THE REVOCATION OF YOUR LICENSE. A COPY OF ANY RESPONSE YOU FILE WITH THE STATE OFFICE OF ADMINISTRATIVE HEARINGS SHALL ALSO BE PROVIDED TO THE HEARINGS COORDINATOR OF THE TEXAS MEDICAL BOARD.

IF YOU FAIL TO ATTEND THE HEARING, THE ADMINSTRATIVE LAW JUDGE MAY PROCEED WITH THE HEARING AND ALL THE FACTUAL ALLEGATIONS LISTED IN THIS NOTICE CAN BE DEEMED ADMITTED, AND THE RELIEF SOUGHT IN THIS NOTICE MIGHT BE GRANTED.

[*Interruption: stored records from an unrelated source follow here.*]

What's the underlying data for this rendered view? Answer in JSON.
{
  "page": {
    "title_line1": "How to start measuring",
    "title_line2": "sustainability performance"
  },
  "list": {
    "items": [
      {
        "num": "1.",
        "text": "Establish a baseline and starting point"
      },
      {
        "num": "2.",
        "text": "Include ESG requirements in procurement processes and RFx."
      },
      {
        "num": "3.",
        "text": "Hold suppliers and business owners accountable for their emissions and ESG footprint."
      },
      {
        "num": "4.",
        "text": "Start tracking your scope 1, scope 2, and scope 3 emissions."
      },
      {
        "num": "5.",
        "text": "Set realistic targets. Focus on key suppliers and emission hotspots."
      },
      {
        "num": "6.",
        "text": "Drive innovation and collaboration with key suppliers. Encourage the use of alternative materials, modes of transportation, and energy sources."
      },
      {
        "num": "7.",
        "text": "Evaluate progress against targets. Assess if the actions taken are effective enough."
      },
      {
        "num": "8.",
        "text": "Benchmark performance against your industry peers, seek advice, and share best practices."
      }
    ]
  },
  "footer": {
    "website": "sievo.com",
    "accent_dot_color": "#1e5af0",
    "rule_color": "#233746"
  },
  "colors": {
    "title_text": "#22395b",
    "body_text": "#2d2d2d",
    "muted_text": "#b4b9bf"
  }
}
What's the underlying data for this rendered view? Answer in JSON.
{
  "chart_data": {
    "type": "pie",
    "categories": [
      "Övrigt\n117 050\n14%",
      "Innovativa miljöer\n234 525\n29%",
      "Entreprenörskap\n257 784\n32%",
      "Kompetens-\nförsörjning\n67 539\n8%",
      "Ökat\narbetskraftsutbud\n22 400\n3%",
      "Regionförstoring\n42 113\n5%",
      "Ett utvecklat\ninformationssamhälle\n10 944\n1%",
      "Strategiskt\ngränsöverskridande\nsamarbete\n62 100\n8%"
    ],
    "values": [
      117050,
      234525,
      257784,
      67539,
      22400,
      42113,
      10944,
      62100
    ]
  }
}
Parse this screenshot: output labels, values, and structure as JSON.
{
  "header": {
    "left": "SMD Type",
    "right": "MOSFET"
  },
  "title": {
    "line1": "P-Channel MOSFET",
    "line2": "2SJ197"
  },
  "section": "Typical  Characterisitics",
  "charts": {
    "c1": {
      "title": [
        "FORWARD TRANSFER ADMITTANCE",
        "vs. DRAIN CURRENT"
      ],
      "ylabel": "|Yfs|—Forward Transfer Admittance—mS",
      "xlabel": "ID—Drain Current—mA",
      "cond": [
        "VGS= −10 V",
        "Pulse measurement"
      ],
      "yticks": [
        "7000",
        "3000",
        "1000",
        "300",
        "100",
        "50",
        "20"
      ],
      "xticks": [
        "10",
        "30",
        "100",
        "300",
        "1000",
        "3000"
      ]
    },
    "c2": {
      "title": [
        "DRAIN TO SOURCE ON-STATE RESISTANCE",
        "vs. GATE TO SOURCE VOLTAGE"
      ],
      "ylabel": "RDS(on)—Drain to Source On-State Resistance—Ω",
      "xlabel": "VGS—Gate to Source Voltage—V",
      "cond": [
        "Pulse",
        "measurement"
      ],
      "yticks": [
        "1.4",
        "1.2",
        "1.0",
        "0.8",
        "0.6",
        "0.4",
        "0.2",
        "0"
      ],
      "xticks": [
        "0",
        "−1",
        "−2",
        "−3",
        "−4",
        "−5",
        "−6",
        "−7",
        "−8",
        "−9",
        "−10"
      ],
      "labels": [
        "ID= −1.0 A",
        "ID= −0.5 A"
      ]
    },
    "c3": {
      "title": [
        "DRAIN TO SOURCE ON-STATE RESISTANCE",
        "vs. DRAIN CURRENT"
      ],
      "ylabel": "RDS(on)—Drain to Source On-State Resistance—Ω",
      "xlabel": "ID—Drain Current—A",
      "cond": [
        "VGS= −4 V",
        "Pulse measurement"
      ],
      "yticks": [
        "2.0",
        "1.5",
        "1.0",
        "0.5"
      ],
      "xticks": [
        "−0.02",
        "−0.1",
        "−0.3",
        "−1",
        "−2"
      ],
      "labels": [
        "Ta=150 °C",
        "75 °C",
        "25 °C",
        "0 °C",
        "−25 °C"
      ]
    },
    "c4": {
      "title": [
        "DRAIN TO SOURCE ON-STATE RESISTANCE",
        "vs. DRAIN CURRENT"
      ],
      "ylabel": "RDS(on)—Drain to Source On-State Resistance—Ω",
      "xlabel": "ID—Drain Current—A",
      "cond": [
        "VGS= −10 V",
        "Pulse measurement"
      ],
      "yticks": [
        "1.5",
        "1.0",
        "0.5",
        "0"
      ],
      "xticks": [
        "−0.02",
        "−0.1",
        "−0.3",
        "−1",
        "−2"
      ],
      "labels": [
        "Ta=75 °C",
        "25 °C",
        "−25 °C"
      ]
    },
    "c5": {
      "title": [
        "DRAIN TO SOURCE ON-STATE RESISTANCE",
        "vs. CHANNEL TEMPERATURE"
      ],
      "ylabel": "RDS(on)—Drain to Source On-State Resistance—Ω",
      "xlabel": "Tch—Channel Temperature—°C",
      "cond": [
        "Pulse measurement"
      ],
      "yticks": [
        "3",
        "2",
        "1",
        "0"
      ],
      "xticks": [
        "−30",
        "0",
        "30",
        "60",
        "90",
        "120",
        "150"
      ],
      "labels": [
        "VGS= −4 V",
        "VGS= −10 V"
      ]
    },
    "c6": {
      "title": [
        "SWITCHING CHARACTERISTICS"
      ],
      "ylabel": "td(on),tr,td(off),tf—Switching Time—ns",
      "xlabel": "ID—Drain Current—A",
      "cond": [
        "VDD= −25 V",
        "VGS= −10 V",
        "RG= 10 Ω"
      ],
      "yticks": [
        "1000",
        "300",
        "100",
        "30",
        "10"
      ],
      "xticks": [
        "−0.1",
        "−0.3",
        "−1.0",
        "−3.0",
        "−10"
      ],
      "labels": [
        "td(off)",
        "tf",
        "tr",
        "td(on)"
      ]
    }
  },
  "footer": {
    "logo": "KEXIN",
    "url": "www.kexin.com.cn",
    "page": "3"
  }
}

WHEREFORE, PREMISES CONSIDERED, Board Staff requests that an administrative law judge employed by the State Office of Administrative Hearings conduct a contested case hearing on the merits of the Complaint, and issue a Proposal for Decision ("PFD") containing Findings of Fact and Conclusions of Law necessary to support a determination that Respondent violated the Act as set forth in this Complaint.

Respectfully submitted,

TEXAS MEDICAL BOARD

By: __________________________
Lee Bukstein, Staff Attorney
Texas State Bar No. 03320300
Telephone: (512) 305-7079
FAX # (512) 305-7007
333 Guadalupe, Tower 3, Suite 610
Austin, Texas 78701

This page was amended on January 4, 2013.